副業解禁とともに、大企業では社内副業の制度導入がすすんでいます。
東京海上の「プロジェクトリクエスト制度」では、本業の就業時間の1割を社内副業の時間に使うことができ、副業の成果は人事考課に組み込まれるようです。
東京海上「プロジェクトリクエスト制度」は、2020年9月にスタートし、会社が用意した5つのプロジェクトで30人を募集とのこと。社内起業ではなく、会社が用意した新しい事業部門への参加です。
社員の働きがいを高めるために、全国の社員に、本社のプロジェクトに参画することができるようにしたとのこと。
社内副業の場合、基本的に成果は人事考課に反映されますが、就業外の副業のように、副収入がはいるわけではありません。
「副業=副収入」ではありませんから、社員にとっては、キャリアアップや希望する業務への参画が目的と考えたほうが良いでしょう。

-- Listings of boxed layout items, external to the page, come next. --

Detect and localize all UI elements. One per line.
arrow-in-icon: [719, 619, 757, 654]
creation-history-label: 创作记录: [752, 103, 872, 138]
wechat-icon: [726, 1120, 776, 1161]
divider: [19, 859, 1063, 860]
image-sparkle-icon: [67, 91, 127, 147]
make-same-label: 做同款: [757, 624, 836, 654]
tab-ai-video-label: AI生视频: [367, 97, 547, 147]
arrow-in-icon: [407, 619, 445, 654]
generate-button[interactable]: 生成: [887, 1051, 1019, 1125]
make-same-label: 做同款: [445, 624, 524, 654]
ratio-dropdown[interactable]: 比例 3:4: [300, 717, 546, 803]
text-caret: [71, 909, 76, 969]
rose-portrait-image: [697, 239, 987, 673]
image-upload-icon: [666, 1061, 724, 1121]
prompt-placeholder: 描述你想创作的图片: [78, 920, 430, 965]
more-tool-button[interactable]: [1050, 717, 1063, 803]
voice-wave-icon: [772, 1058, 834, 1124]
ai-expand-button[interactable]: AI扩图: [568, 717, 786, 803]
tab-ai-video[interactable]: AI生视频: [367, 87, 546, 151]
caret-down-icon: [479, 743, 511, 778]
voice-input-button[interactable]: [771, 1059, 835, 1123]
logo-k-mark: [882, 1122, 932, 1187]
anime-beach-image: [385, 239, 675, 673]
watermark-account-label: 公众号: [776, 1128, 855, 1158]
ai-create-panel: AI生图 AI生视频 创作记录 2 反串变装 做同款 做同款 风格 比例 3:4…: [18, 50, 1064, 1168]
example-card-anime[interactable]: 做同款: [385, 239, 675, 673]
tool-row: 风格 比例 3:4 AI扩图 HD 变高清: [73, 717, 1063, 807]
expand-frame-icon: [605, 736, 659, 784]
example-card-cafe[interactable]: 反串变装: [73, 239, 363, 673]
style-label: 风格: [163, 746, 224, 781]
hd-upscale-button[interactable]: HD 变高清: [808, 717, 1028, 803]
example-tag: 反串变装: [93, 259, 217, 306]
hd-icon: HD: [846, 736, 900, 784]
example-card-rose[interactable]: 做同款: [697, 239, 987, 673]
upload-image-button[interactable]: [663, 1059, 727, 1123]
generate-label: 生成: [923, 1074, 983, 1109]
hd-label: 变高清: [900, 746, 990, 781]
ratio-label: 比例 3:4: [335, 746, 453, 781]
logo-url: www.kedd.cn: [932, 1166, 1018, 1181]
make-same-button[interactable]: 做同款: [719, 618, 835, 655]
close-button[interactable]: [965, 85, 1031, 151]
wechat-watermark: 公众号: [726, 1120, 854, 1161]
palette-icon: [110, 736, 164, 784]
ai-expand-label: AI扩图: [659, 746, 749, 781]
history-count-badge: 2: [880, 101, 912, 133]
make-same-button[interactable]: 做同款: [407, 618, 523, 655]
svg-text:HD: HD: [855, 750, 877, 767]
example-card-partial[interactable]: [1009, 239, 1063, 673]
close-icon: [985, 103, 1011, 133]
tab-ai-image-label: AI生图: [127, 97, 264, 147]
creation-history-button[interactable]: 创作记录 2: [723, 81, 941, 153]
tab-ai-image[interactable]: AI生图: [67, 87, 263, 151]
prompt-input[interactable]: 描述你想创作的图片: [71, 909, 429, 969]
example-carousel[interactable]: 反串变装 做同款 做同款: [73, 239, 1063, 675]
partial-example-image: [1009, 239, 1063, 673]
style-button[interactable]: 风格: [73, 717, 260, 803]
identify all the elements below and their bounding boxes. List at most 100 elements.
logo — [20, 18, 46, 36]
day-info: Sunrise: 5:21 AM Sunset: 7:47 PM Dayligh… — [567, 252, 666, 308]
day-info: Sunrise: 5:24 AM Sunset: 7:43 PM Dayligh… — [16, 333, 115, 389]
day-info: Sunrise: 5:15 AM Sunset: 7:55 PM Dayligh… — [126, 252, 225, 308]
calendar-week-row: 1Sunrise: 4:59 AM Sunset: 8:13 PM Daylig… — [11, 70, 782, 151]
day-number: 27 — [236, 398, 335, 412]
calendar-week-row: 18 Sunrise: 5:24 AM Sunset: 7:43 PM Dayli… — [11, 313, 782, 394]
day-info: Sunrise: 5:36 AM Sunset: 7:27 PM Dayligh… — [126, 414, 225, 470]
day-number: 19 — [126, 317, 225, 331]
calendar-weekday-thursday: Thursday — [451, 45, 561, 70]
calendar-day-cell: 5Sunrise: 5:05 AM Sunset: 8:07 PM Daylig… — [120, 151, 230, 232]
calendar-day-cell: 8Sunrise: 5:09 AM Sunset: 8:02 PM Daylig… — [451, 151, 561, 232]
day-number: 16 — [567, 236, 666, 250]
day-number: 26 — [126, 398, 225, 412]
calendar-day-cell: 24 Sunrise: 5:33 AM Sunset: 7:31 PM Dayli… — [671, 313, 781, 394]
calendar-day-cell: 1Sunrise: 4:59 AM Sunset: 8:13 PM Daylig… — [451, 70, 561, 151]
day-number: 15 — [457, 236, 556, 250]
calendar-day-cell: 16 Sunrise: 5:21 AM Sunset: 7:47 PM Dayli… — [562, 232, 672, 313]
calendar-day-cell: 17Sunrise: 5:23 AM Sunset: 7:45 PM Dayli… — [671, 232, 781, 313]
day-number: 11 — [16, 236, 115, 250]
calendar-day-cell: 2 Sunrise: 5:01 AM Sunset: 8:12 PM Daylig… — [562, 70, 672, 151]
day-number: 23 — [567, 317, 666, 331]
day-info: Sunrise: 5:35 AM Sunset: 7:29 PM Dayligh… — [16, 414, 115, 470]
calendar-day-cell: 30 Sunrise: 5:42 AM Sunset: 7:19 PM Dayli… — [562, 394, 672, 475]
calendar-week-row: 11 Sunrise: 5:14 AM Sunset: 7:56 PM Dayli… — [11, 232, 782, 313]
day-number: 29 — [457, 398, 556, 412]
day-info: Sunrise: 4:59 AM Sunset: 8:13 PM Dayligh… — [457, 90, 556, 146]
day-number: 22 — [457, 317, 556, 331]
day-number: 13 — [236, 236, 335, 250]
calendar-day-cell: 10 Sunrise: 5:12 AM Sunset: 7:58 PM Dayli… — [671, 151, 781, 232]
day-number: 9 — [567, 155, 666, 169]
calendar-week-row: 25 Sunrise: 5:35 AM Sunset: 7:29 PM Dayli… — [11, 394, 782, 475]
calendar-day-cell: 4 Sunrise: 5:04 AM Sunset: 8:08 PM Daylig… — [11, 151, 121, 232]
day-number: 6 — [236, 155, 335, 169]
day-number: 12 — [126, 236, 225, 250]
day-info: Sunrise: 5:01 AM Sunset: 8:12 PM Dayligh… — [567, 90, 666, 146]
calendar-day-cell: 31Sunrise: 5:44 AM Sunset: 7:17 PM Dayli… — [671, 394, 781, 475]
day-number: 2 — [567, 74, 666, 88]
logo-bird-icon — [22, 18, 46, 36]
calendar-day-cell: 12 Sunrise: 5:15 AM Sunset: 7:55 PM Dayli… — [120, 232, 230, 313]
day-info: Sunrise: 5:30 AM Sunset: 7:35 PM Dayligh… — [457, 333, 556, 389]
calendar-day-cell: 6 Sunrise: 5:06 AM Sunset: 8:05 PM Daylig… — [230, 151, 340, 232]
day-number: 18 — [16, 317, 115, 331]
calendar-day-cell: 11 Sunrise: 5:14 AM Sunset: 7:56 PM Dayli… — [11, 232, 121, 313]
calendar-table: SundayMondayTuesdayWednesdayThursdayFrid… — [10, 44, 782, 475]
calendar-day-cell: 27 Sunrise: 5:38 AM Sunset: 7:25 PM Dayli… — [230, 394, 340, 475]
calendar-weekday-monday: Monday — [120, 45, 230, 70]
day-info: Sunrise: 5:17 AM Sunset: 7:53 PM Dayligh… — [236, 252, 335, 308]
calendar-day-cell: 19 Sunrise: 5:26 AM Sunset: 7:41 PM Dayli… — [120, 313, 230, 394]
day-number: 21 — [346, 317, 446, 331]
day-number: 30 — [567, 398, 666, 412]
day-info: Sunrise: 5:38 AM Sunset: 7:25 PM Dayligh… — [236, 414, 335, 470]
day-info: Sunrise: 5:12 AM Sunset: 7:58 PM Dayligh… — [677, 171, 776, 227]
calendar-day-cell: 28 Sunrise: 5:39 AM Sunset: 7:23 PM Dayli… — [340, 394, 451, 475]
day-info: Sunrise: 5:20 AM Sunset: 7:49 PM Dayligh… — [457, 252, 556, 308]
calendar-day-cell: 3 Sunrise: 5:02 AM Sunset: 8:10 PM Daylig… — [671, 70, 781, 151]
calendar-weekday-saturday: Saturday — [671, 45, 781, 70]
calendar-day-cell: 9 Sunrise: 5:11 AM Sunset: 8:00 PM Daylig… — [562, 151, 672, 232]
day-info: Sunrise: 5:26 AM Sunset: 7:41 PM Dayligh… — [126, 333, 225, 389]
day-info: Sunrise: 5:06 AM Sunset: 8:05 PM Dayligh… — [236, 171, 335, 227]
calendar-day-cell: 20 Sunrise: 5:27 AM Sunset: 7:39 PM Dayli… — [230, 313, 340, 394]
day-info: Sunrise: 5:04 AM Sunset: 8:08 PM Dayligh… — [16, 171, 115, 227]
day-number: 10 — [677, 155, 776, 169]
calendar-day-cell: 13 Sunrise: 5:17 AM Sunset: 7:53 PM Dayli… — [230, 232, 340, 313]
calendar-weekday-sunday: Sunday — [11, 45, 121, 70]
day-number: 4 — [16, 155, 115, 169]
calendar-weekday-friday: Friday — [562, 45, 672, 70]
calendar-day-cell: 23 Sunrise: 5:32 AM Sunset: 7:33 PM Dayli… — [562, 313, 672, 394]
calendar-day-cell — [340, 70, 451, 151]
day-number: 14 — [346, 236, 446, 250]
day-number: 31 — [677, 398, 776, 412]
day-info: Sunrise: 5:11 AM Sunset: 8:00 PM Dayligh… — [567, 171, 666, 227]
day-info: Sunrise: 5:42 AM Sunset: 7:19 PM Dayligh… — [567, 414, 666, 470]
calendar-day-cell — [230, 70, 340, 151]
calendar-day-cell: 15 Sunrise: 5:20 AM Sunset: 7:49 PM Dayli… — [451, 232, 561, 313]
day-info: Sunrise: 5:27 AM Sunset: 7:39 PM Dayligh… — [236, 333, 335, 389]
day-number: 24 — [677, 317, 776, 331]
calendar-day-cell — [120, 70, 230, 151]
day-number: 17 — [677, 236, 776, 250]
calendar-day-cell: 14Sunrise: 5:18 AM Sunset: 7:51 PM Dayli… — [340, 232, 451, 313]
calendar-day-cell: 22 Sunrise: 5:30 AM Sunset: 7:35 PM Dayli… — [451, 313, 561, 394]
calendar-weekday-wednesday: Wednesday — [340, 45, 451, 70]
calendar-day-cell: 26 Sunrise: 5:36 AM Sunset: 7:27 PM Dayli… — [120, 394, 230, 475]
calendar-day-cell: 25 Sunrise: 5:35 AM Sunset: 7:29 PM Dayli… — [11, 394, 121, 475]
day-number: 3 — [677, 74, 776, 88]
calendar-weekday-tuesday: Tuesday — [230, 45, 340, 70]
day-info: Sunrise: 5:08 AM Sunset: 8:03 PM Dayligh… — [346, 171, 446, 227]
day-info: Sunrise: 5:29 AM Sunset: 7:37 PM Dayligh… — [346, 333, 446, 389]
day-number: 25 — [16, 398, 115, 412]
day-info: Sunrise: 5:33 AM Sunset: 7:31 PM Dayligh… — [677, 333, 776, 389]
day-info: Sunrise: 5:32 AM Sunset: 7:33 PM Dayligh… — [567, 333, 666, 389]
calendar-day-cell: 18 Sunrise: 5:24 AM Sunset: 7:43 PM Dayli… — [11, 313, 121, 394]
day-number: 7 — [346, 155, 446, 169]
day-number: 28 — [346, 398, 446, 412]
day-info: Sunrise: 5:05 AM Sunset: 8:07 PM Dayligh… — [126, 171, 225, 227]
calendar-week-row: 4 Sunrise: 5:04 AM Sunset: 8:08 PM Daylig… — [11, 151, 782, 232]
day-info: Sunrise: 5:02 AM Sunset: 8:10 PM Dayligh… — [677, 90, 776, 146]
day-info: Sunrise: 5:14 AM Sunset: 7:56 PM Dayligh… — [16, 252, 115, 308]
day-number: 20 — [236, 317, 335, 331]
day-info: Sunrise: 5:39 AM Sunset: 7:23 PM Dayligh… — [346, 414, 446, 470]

会社の管理下での業務が、はたして副業と呼べるのかどうか、さらには本業と副業の時間配分をどのように調整するのか気になるところです。
「社内副業」企業の本音は?
大企業では、2019年から社内副業をさまざまな形で導入し始めています。
KDDIでは、就業時間の2割を他部署の業務に使うとのこと。丸紅は、「15%ルール」によって就業時間の15%を新規事業創出にあてることができるという制度がスタート。
勘ぐった見方をすれば、副業解禁が急速に進むなかで、優秀な人材の社外流出を防ぐとともに、リストラ対策の一環と見えなくもありません。
また、社内制度の背景には、既存の事業分野での業績の伸び悩みがあり、新規分野で成長を図りたい企業の思惑があります。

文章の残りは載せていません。